Holmes specified a few other household arrangements that he felt must be made. When we had finished these chores he said, ‘Now, Watson, let us see if we can find a potato or two in the pantry, and add baked potatoes to our evening repast. Baked potatoes, brie, bread and Bordeaux – what could be a healthier meal?’
We retired to the great room with a bottle of wine and two glasses. ‘What pleasant surroundings Colonel Davis has managed to acquire for himself,’ I said, waving my hand at the room in which we sat. It was a vast room with timbered ceiling, leaded windows, and a large fireplace that was, at the moment, dead. The setting sun threw red light through the windows and the light flowed grandly over the burgundy carpet like splashed wine. A few shelves of leather-bound books lined one wall. A large impressionist painting by Pissarro hung on another. These things gave the place a lived-in look, and warmed it considerably. The coffee table made of volcanic lava, the white Greek statue of a frenzied Maenad on the side table – these and many other objets d’art added interest to the room, lightened its Elizabethan darkness, and made it a most pleasant place in which to sit. A fire had been laid in
the massive fireplace. Holmes added a match and the room instantly bloomed with heat and became more pleasant still. With potatoes baking in the oven and each of us holding a glass of wine, Holmes concluded that the time for talk had come. He sat languorously in a wooden-armed chair, his left wrist dangling limply beyond the end of the one arm, his right hand holding the wine. He said, ‘You are remarkably patient, Watson. Your restraint does you credit.’

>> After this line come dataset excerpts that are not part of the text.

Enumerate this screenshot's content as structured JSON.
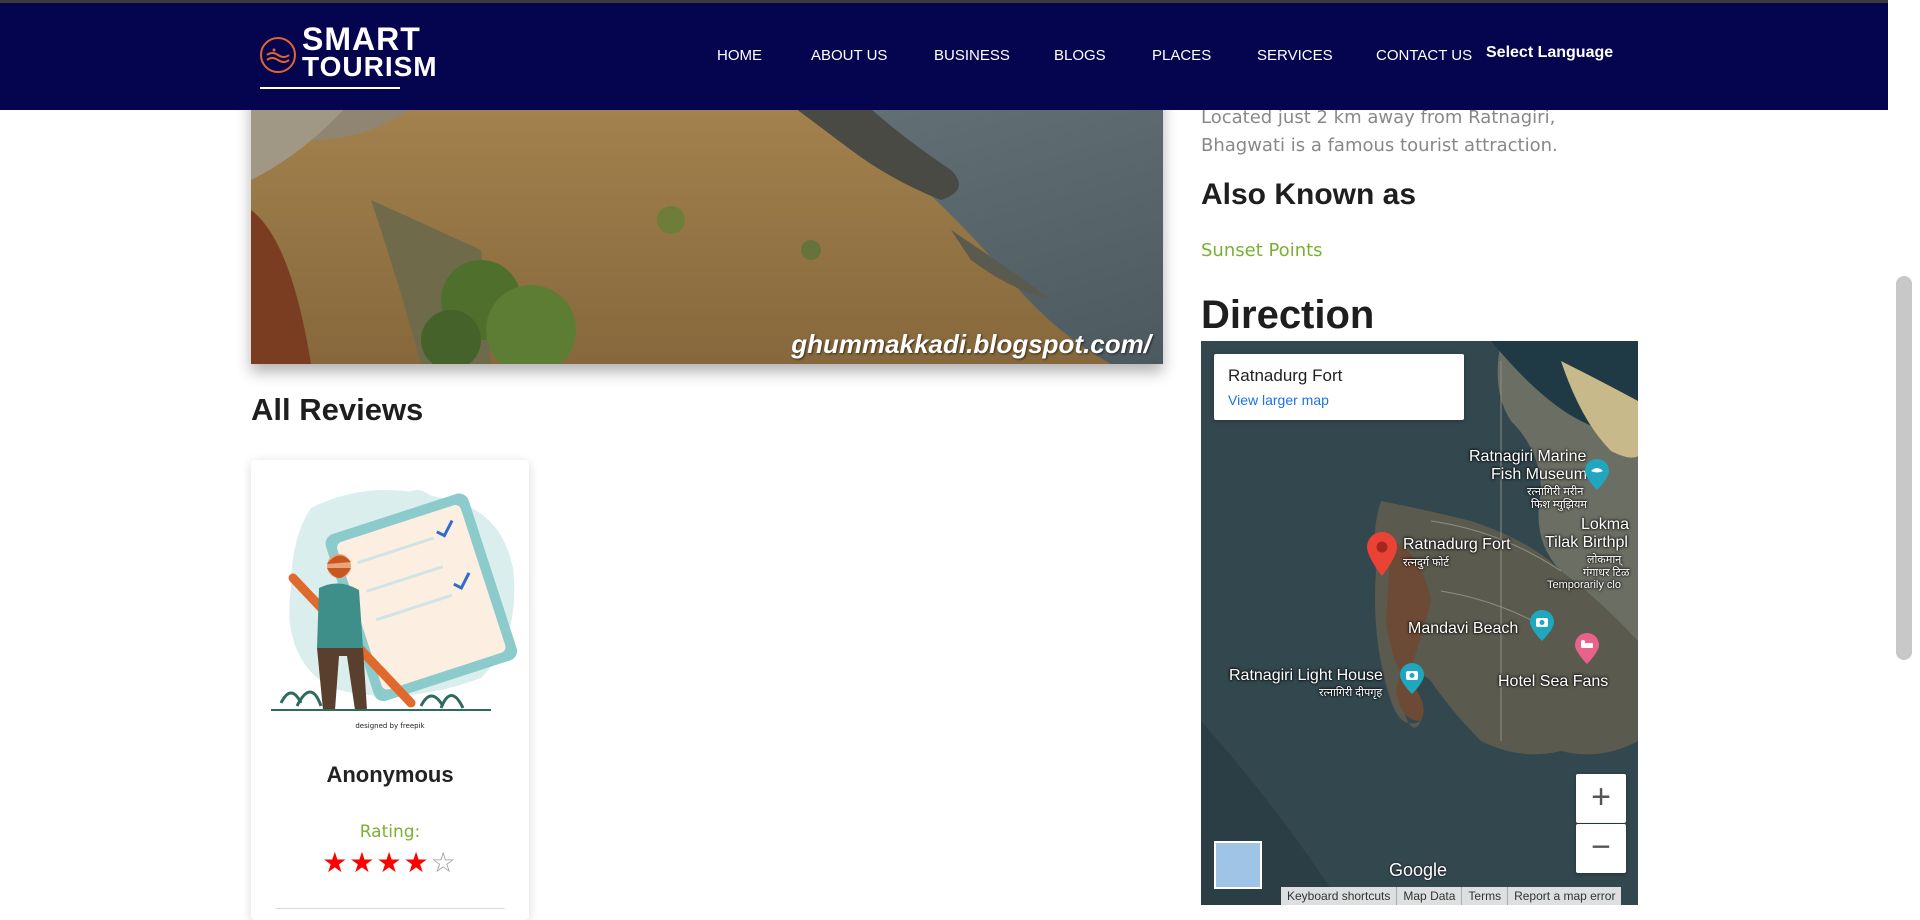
{
  "header": {
    "logo": {
      "line1": "SMART",
      "line2": "TOURISM"
    },
    "nav": [
      {
        "label": "HOME"
      },
      {
        "label": "ABOUT US"
      },
      {
        "label": "BUSINESS"
      },
      {
        "label": "BLOGS"
      },
      {
        "label": "PLACES"
      },
      {
        "label": "SERVICES"
      },
      {
        "label": "CONTACT US"
      }
    ],
    "language": "Select Language"
  },
  "hero": {
    "watermark": "ghummakkadi.blogspot.com/"
  },
  "reviews": {
    "title": "All Reviews",
    "cards": [
      {
        "credit": "designed by freepik",
        "name": "Anonymous",
        "rating_label": "Rating:",
        "rating": 4,
        "rating_max": 5
      }
    ]
  },
  "sidebar": {
    "description": "Located just 2 km away from Ratnagiri, Bhagwati is a famous tourist attraction.",
    "also_known_title": "Also Known as",
    "also_known_value": "Sunset Points",
    "direction_title": "Direction"
  },
  "map": {
    "place_title": "Ratnadurg Fort",
    "larger_map_link": "View larger map",
    "labels": {
      "museum": "Ratnagiri Marine",
      "museum2": "Fish Museum",
      "museum_mr1": "रत्नागिरी मरीन",
      "museum_mr2": "फिश म्युझियम",
      "lokmanya": "Lokma",
      "tilak": "Tilak Birthpl",
      "tilak_mr1": "लोकमान्",
      "tilak_mr2": "गंगाधर टिळ",
      "temp_closed": "Temporarily clo",
      "fort": "Ratnadurg Fort",
      "fort_mr": "रत्नदुर्ग फोर्ट",
      "beach": "Mandavi Beach",
      "lighthouse": "Ratnagiri Light House",
      "lighthouse_mr": "रत्नागिरी दीपगृह",
      "hotel": "Hotel Sea Fans"
    },
    "zoom_in": "+",
    "zoom_out": "−",
    "brand": "Google",
    "footer": [
      "Keyboard shortcuts",
      "Map Data",
      "Terms",
      "Report a map error"
    ],
    "colors": {
      "pin": "#ea4335",
      "camera_pin": "#1fa7c0",
      "hotel_pin": "#e8628a"
    }
  },
  "colors": {
    "header_bg": "#05054f",
    "accent_green": "#7ab030",
    "star_on": "#ff0000"
  }
}
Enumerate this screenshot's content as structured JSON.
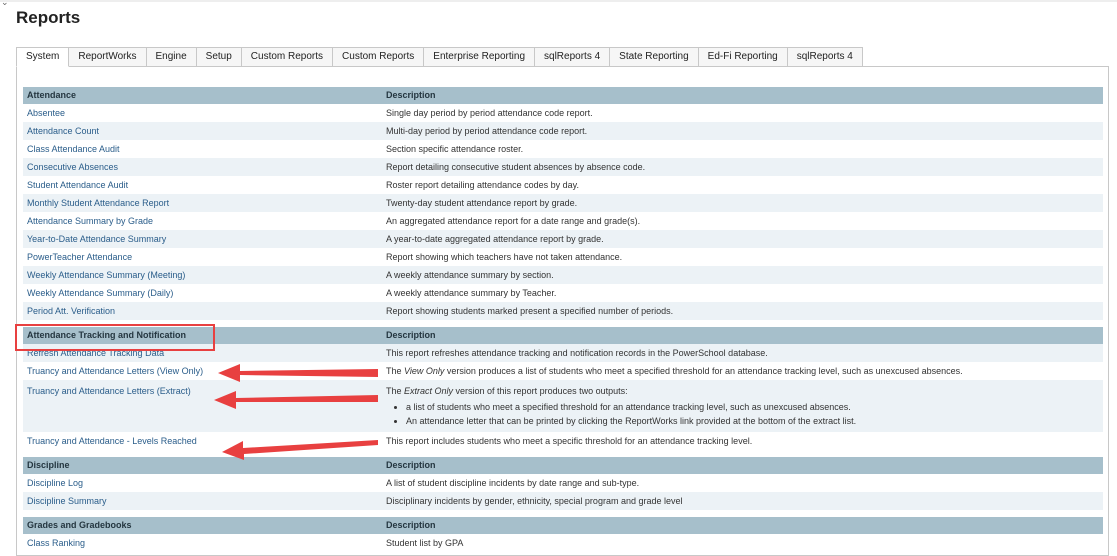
{
  "page": {
    "title": "Reports"
  },
  "tabs": [
    "System",
    "ReportWorks",
    "Engine",
    "Setup",
    "Custom Reports",
    "Custom Reports",
    "Enterprise Reporting",
    "sqlReports 4",
    "State Reporting",
    "Ed-Fi Reporting",
    "sqlReports 4"
  ],
  "sections": [
    {
      "name": "Attendance",
      "desc_header": "Description",
      "rows": [
        {
          "name": "Absentee",
          "desc": "Single day period by period attendance code report."
        },
        {
          "name": "Attendance Count",
          "desc": "Multi-day period by period attendance code report."
        },
        {
          "name": "Class Attendance Audit",
          "desc": "Section specific attendance roster."
        },
        {
          "name": "Consecutive Absences",
          "desc": "Report detailing consecutive student absences by absence code."
        },
        {
          "name": "Student Attendance Audit",
          "desc": "Roster report detailing attendance codes by day."
        },
        {
          "name": "Monthly Student Attendance Report",
          "desc": "Twenty-day student attendance report by grade."
        },
        {
          "name": "Attendance Summary by Grade",
          "desc": "An aggregated attendance report for a date range and grade(s)."
        },
        {
          "name": "Year-to-Date Attendance Summary",
          "desc": "A year-to-date aggregated attendance report by grade."
        },
        {
          "name": "PowerTeacher Attendance",
          "desc": "Report showing which teachers have not taken attendance."
        },
        {
          "name": "Weekly Attendance Summary (Meeting)",
          "desc": "A weekly attendance summary by section."
        },
        {
          "name": "Weekly Attendance Summary (Daily)",
          "desc": "A weekly attendance summary by Teacher."
        },
        {
          "name": "Period Att. Verification",
          "desc": "Report showing students marked present a specified number of periods."
        }
      ]
    },
    {
      "name": "Attendance Tracking and Notification",
      "desc_header": "Description",
      "rows": [
        {
          "name": "Refresh Attendance Tracking Data",
          "desc": "This report refreshes attendance tracking and notification records in the PowerSchool database."
        },
        {
          "name": "Truancy and Attendance Letters (View Only)",
          "desc_pre": "The ",
          "desc_em": "View Only",
          "desc_post": " version produces a list of students who meet a specified threshold for an attendance tracking level, such as unexcused absences."
        },
        {
          "name": "Truancy and Attendance Letters (Extract)",
          "desc_pre": "The ",
          "desc_em": "Extract Only",
          "desc_post": " version of this report produces two outputs:",
          "bullets": [
            "a list of students who meet a specified threshold for an attendance tracking level, such as unexcused absences.",
            "An attendance letter that can be printed by clicking the ReportWorks link provided at the bottom of the extract list."
          ]
        },
        {
          "name": "Truancy and Attendance - Levels Reached",
          "desc": "This report includes students who meet a specific threshold for an attendance tracking level."
        }
      ]
    },
    {
      "name": "Discipline",
      "desc_header": "Description",
      "rows": [
        {
          "name": "Discipline Log",
          "desc": "A list of student discipline incidents by date range and sub-type."
        },
        {
          "name": "Discipline Summary",
          "desc": "Disciplinary incidents by gender, ethnicity, special program and grade level"
        }
      ]
    },
    {
      "name": "Grades and Gradebooks",
      "desc_header": "Description",
      "rows": [
        {
          "name": "Class Ranking",
          "desc": "Student list by GPA"
        }
      ]
    }
  ],
  "annotation_color": "#e84040"
}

‘Yes,’ I admitted. ‘I have been wondering why all these strange rituals have been necessary – tiptoeing like children through an empty house, listening to phone calls to no one, flinging perfectly good candlesticks into the duck pond, not to mention drawing most of the curtains on the lower floor, turning on lights of the upper floor, and backing a convertible out of the garage so it can sit in the weather and fill up with leaves.’
‘Simply put,’ said Holmes, ‘we are trying to make it look as if Colonel Davis has just arrived home and intends to go to bed at ten o’clock. We are, in short, inviting the intruder who intruded last week to intrude again.’
‘And who might that be?’
‘The same who committed the crime at The Old Vicarage.’
‘I do see that many elements are similar. The modus operandi is the same.’
‘Indeed,’ said Holmes. ‘It is true that the book about Abu Ghraib is newly published, and so might be expected to turn up anywhere. No great coincidence there. But when both crimes also feature men in black robes – Mrs Ogmore’s Father Pritchard, and Mrs Davis’s tortured monk – the odds of coincidence decline considerably. And when both victims are American servicemen who have recently served in the Iraq-Afghanistan theatre of operations, the chances of coincidence drop nearly to zero.’
‘Would you like my amateur opinion of this affair?’ I asked.
‘By all means,’ said Holmes, as he lifted his wine glass as if to toast me, and took a sip.
‘What happened here,’ I said, ‘was not a burglary attempt at all. Even as an amateur sleuth I can see that. My argument would run in this fashion: Davis came home from work and surprised an intruder who, when the doorbell rang, took advantage of the situation to knock Colonel Davis on the head, grab a few small items, and escape. But why grab so little? And why did he take only items so small that they could be put into a pocket or carried under a coat – the netsuke carvings, the Persian miniature paintings? If the colonel was out cold, and the visitors had left, why would he not take a few minutes more to fill the booty bag before decamping? We have seen, Holmes, that there are multitudes of objets d’art in the house to attract the interest of an art thief. So I will conclude that the intruder was here for some other purpose, that he was interrupted, that he grabbed a few easily hidden items to make the whole thing appear to be a bungled burglary.’